The given equilibrium reaction is:
PCl5(g) ⇌ PCl3(g) + Cl2(g)
Let's assume the initial equilibrium concentration of PCl5(g), PCl3(g), and Cl2(g) as [PCl5], [PCl3], and [Cl2], respectively.
At equilibrium, the equilibrium concentrations can be expressed in terms of the initial concentration and the change in concentration using the equilibrium constant (K).
The equation for the equilibrium constant is:
K = ([PCl3] * [Cl2]) / [PCl5]
Given:
K = 4.0 × 10–4
[PCl5] = 0.090 mol/L
We need to find the equilibrium concentration of [PCl3].

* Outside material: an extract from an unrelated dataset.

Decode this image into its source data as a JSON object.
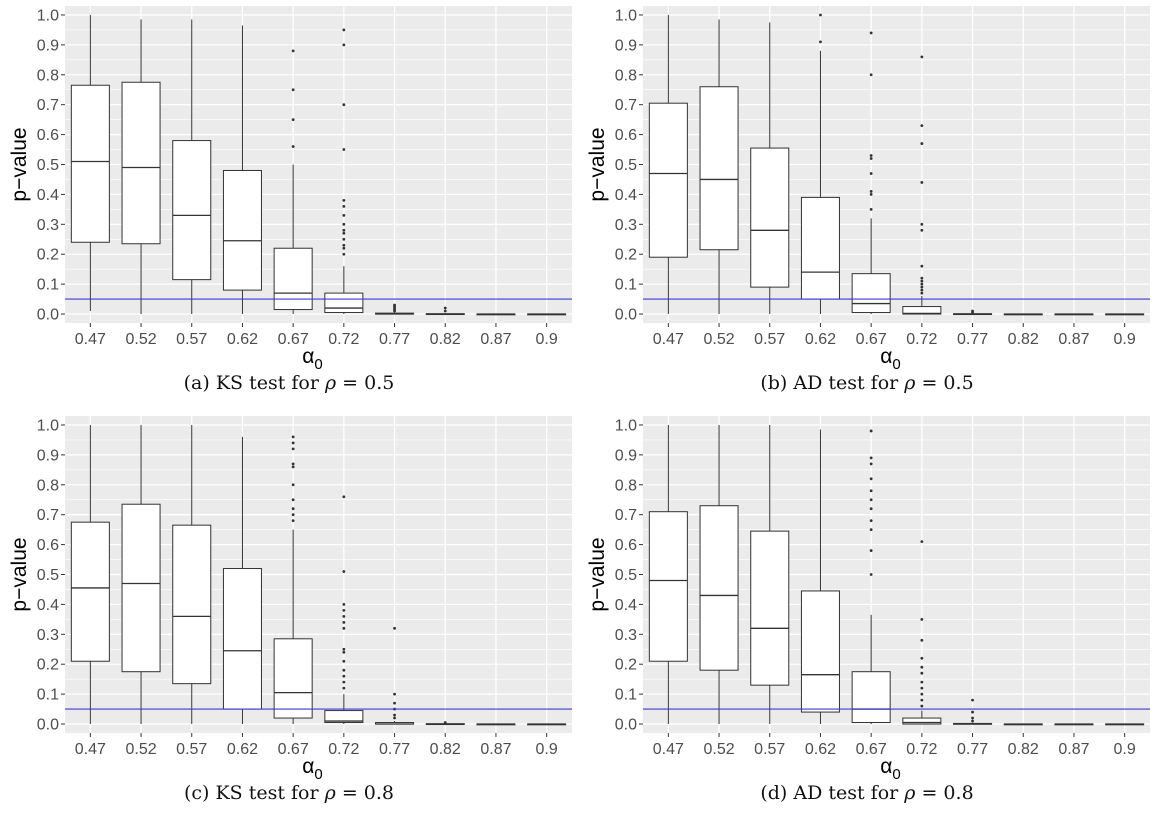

Let's assume the change in concentration for PCl5 is -x (as it decreases), and the change in concentration for PCl3 and Cl2 is +x (as they increase).

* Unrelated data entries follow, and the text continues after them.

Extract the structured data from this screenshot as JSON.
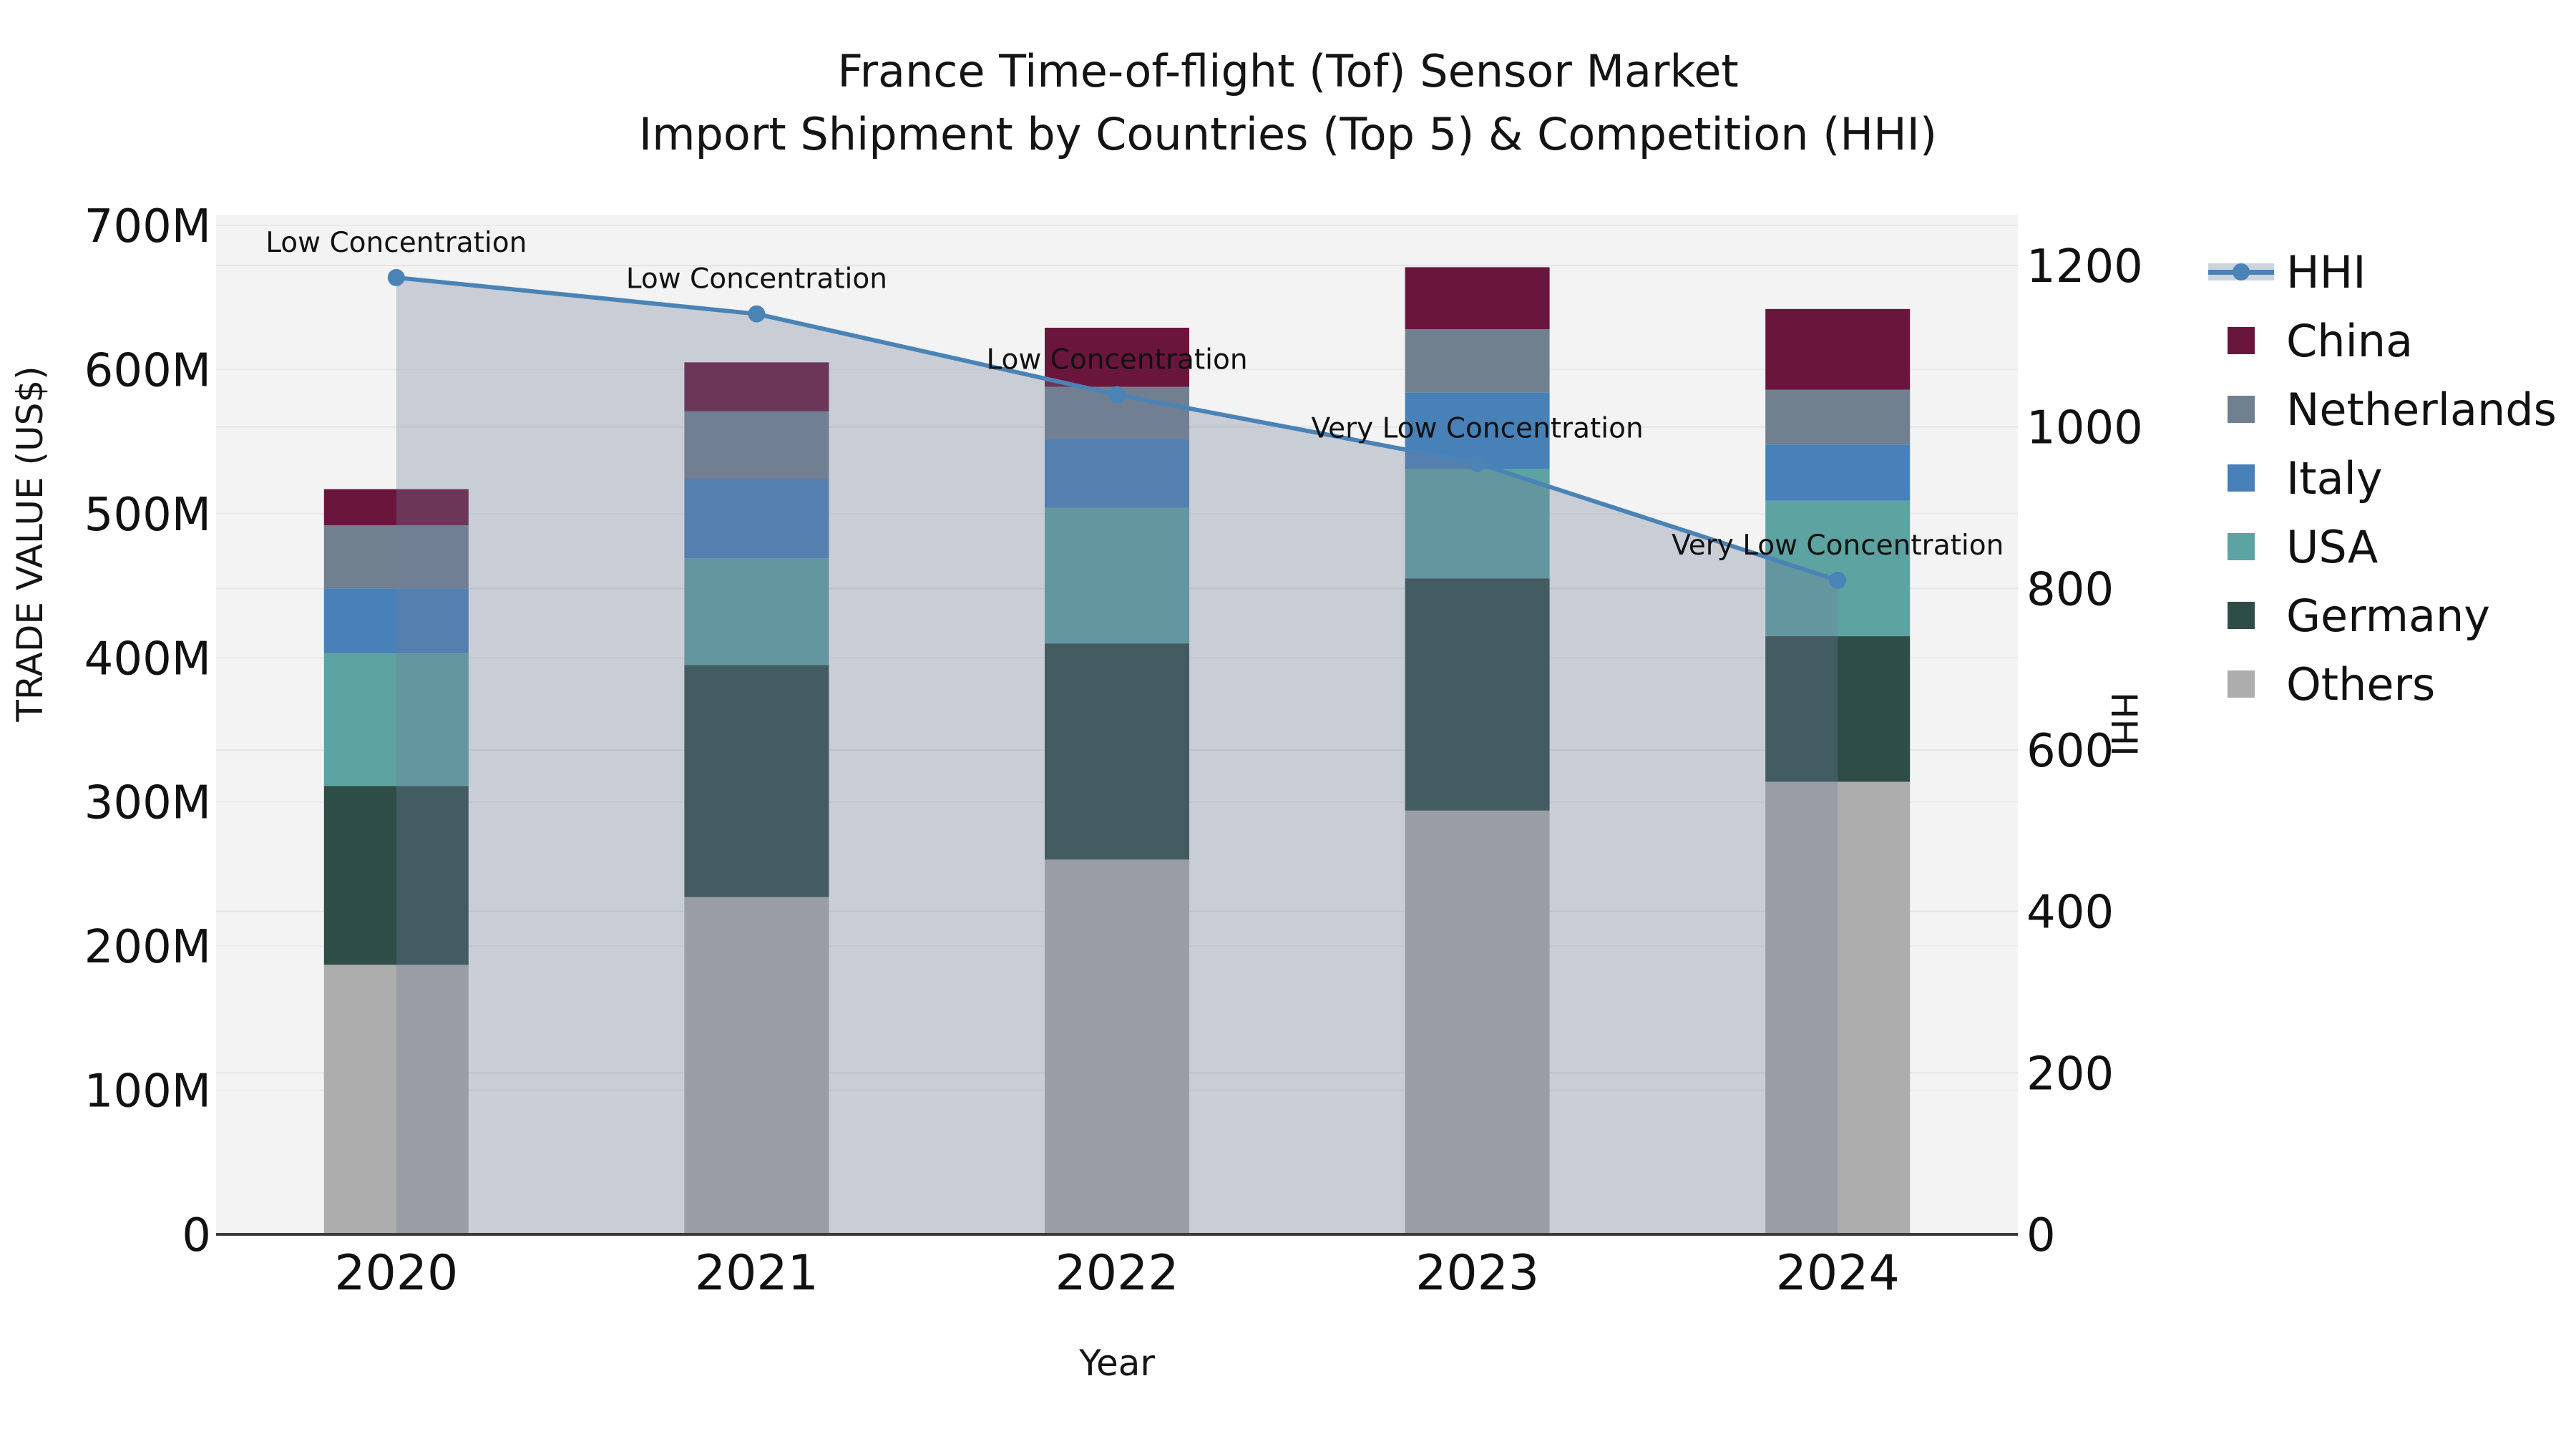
{
  "figure": {
    "title_line1": "France Time-of-flight (Tof) Sensor Market",
    "title_line2": "Import Shipment by Countries (Top 5) & Competition (HHI)",
    "background": "#ffffff",
    "plot_background": "#f3f3f4",
    "gridline_color_left": "#e9eaeb",
    "gridline_color_right": "#e2e4e6",
    "axis_line_color": "#3a3a3a",
    "text_color": "#141414"
  },
  "axes": {
    "x_label": "Year",
    "y_left_label": "TRADE VALUE (US$)",
    "y_right_label": "HHI",
    "y_left_ticks": [
      "0",
      "100M",
      "200M",
      "300M",
      "400M",
      "500M",
      "600M",
      "700M"
    ],
    "y_left_tick_values": [
      0,
      100,
      200,
      300,
      400,
      500,
      600,
      700
    ],
    "y_left_max": 700,
    "y_right_ticks": [
      "0",
      "200",
      "400",
      "600",
      "800",
      "1000",
      "1200"
    ],
    "y_right_tick_values": [
      0,
      200,
      400,
      600,
      800,
      1000,
      1200
    ],
    "y_right_max": 1200
  },
  "chart_data": {
    "type": "bar",
    "stacked": true,
    "title": "France Time-of-flight (Tof) Sensor Market — Import Shipment by Countries (Top 5) & Competition (HHI)",
    "xlabel": "Year",
    "ylabel": "TRADE VALUE (US$)",
    "ylabel_right": "HHI",
    "unit": "M US$ (trade value, millions)",
    "categories": [
      "2020",
      "2021",
      "2022",
      "2023",
      "2024"
    ],
    "ylim_left": [
      0,
      700
    ],
    "ylim_right": [
      0,
      1200
    ],
    "grid": true,
    "legend_position": "right",
    "series": [
      {
        "name": "Others",
        "color": "#adadad",
        "values": [
          187,
          234,
          260,
          294,
          314
        ]
      },
      {
        "name": "Germany",
        "color": "#2f4d47",
        "values": [
          124,
          161,
          150,
          161,
          101
        ]
      },
      {
        "name": "USA",
        "color": "#5da3a1",
        "values": [
          92,
          74,
          94,
          76,
          94
        ]
      },
      {
        "name": "Italy",
        "color": "#4781b8",
        "values": [
          45,
          55,
          48,
          53,
          39
        ]
      },
      {
        "name": "Netherlands",
        "color": "#70808f",
        "values": [
          44,
          47,
          36,
          44,
          38
        ]
      },
      {
        "name": "China",
        "color": "#6a163c",
        "values": [
          25,
          34,
          41,
          43,
          56
        ]
      }
    ],
    "bar_totals": [
      517,
      605,
      629,
      671,
      642
    ],
    "line_overlay": {
      "name": "HHI",
      "axis": "right",
      "color": "#4a83b5",
      "area_fill": "rgba(112,124,152,0.32)",
      "values": [
        1185,
        1140,
        1040,
        955,
        810
      ],
      "annotations": [
        "Low Concentration",
        "Low Concentration",
        "Low Concentration",
        "Very Low Concentration",
        "Very Low Concentration"
      ]
    }
  },
  "legend": {
    "items": [
      {
        "label": "HHI",
        "type": "line",
        "color": "#4a83b5",
        "band": "#ccd4df"
      },
      {
        "label": "China",
        "type": "swatch",
        "color": "#6a163c"
      },
      {
        "label": "Netherlands",
        "type": "swatch",
        "color": "#70808f"
      },
      {
        "label": "Italy",
        "type": "swatch",
        "color": "#4781b8"
      },
      {
        "label": "USA",
        "type": "swatch",
        "color": "#5da3a1"
      },
      {
        "label": "Germany",
        "type": "swatch",
        "color": "#2f4d47"
      },
      {
        "label": "Others",
        "type": "swatch",
        "color": "#adadad"
      }
    ]
  }
}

Using the equilibrium constant expression, we can express the equilibrium concentrations of PCl5, PCl3, and Cl2 as follows:
[PCl5] = 0.090 - x
[PCl3] = x
[Cl2] = x
Substituting the values in the equilibrium constant expression:
K = ([PCl3] * [Cl2]) / [PCl5]
4.0 × 10–4 = (x * x) / (0.090 - x)
Cross-multiplying and rearranging the equation:
4.0 × 10–4 * (0.090 - x) = x^2
0.00004 * (0.090 - x) = x^2
0.0000036 - 0.00004x = x^2
Rearranging the equation and setting it equal to zero:
x^2 + 0.00004x - 0.0000036 = 0
Now, we can solve this quadratic equation using the quadratic formula:
x = (-b ± √(b^2 - 4ac)) / (2a)
Using the values:
a = 1
b = 0.00004
c = -0.0000036
x = (-0.00004 ± √(0.00004^2 - 4 * 1 * -0.0000036)) / (2 * 1)
Simplifying the equation:
x = (-0.00004 ± √(0.0000016 + 0.0000144)) / 0.00008
x = (-0.00004 ± √0.000016) / 0.00008
x = (-0.00004 ± 0.004) / 0.00008
Using the positive root:
x = (-0.00004 + 0.004) / 0.00008
x = 0.00396 / 0.00008
x = 49.5 mol/L
Therefore, the equilibrium concentration of [PCl3] is 49.5 mol/L.